- Directed by: Davor Marjanovic
- Written by: Frank Borg
- Produced by: David Bouck Mort Ransen
- Starring: Tony Nardi Timothy Webber Tygh Runyan Brendan Fletcher
- Cinematography: Bruce Worrall
- Edited by: Lenka Svab
- Music by: Schaun Tozer
- Production company: Ranfilm Productions
- Release date: September 11, 1999 (TIFF);
- Running time: 86 minutes
- Country: Canada
- Language: English

= My Father's Angel =

My Father's Angel is a Canadian drama film, released in 1999.

Directed by Davor Marjanovic, the film stars Tony Nardi as Ahmed and Timothy Webber as Djordje, refugees of the Bosnian War who have settled in Vancouver, only to be drawn into the same ethnic conflict with each other that they had sought to leave behind. After they get into a car accident, Djordje tries to befriend Ahmed out of a desire to right the wrongs of their home country, but finds his overtures of friendship rejected when Ahmed is reluctant to accept that Djordje is being sincere.

The film premiered at the 1999 Toronto International Film Festival.
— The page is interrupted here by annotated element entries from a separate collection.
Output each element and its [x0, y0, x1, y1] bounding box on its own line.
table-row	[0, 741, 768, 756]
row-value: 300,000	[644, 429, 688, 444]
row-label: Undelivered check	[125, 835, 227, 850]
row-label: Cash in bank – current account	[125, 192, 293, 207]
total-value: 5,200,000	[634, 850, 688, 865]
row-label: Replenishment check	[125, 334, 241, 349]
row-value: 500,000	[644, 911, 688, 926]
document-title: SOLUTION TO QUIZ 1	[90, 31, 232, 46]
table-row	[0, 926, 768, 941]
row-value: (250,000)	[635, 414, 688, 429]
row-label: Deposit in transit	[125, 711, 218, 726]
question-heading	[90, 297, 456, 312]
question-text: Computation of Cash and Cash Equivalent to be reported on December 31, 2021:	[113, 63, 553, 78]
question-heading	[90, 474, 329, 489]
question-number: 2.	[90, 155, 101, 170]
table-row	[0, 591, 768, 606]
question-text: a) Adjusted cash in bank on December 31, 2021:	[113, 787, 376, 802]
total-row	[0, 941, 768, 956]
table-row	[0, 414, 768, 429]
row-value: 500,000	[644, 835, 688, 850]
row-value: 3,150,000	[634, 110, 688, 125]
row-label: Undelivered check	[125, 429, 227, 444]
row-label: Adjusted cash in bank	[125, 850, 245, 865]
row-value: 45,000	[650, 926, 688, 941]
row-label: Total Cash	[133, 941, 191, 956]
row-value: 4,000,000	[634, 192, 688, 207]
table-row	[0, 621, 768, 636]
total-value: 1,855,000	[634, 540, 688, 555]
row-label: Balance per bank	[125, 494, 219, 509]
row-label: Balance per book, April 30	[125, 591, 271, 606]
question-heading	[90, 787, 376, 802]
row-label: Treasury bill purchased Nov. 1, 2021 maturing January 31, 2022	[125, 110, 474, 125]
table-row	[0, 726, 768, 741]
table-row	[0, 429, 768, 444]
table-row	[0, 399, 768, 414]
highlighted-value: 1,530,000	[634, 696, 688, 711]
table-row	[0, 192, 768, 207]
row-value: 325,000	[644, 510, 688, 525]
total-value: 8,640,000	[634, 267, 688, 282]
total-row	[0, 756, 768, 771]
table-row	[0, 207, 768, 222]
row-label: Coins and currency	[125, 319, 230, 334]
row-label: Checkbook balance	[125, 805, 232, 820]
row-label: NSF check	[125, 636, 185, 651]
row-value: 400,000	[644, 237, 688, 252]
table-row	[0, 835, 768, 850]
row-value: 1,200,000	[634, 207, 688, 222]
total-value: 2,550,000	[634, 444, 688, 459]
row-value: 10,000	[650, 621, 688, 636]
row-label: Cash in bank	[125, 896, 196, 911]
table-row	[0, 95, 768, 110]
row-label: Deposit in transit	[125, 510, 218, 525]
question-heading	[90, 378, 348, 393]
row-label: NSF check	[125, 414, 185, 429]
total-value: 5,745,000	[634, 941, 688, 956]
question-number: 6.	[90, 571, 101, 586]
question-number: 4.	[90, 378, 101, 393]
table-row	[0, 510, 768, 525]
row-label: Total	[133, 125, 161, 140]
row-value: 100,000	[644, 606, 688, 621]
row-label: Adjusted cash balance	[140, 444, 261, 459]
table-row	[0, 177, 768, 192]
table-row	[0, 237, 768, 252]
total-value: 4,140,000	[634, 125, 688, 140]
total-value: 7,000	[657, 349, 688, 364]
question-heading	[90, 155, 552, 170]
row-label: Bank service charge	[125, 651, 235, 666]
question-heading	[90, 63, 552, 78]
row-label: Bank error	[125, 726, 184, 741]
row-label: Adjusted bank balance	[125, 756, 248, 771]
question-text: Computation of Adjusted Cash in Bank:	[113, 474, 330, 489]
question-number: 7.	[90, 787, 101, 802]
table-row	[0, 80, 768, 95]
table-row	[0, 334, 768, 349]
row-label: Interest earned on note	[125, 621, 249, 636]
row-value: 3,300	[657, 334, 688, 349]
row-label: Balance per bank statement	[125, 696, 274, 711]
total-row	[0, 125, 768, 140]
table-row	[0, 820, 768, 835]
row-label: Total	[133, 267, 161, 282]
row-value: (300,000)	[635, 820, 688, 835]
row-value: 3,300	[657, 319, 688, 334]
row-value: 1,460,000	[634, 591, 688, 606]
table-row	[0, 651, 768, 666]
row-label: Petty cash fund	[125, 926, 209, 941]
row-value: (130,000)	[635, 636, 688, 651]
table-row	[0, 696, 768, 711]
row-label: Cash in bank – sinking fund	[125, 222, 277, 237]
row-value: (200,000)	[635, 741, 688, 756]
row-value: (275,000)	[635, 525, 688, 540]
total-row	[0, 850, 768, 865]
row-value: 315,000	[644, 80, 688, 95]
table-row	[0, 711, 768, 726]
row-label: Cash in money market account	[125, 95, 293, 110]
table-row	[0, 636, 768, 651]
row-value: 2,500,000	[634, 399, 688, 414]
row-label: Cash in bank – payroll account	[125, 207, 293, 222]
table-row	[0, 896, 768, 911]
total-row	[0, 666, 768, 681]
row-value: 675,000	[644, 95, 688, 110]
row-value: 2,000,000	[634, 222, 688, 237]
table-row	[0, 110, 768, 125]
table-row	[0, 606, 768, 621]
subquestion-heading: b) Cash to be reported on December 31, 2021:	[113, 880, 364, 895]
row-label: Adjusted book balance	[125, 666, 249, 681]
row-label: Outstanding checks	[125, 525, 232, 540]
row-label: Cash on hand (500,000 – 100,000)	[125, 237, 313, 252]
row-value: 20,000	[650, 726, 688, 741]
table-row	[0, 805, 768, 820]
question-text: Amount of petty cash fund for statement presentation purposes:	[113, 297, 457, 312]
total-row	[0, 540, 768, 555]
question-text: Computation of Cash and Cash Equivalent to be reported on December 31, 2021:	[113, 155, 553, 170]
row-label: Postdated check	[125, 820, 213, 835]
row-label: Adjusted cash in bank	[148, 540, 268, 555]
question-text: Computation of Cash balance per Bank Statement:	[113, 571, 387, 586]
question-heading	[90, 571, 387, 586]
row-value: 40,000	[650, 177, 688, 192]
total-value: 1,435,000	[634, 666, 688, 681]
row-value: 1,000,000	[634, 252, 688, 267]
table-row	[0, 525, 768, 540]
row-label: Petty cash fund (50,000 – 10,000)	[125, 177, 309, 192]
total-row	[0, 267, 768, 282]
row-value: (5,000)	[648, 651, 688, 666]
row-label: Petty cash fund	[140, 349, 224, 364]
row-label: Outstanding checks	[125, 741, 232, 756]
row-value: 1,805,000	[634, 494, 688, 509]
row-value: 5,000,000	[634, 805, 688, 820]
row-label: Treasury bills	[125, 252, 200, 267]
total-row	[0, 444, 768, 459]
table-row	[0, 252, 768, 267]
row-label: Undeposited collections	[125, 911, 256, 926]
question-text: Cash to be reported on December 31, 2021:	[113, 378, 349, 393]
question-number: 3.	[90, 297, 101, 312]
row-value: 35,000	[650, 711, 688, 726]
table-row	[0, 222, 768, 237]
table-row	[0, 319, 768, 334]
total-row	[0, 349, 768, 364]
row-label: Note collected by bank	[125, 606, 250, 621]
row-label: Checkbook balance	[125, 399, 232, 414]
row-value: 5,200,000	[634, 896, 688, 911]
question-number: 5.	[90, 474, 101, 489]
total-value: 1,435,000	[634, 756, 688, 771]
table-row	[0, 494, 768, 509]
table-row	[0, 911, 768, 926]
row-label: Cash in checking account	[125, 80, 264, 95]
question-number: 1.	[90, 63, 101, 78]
The film garnered three Genie Award nominations at the 21st Genie Awards in 2001, with Best Actor nods for both Nardi and Webber and a Best Screenplay nomination for writer Frank Borg. Nardi won the award for Best Actor. The film also won six Leo Awards for films produced in British Columbia, for Best Picture, Best Director, Best Screenplay, Best Cinematography (Bruce Worrall), Best Musical Score (Schaun Tozer) and Best Female Performance (Asja Pavlovic).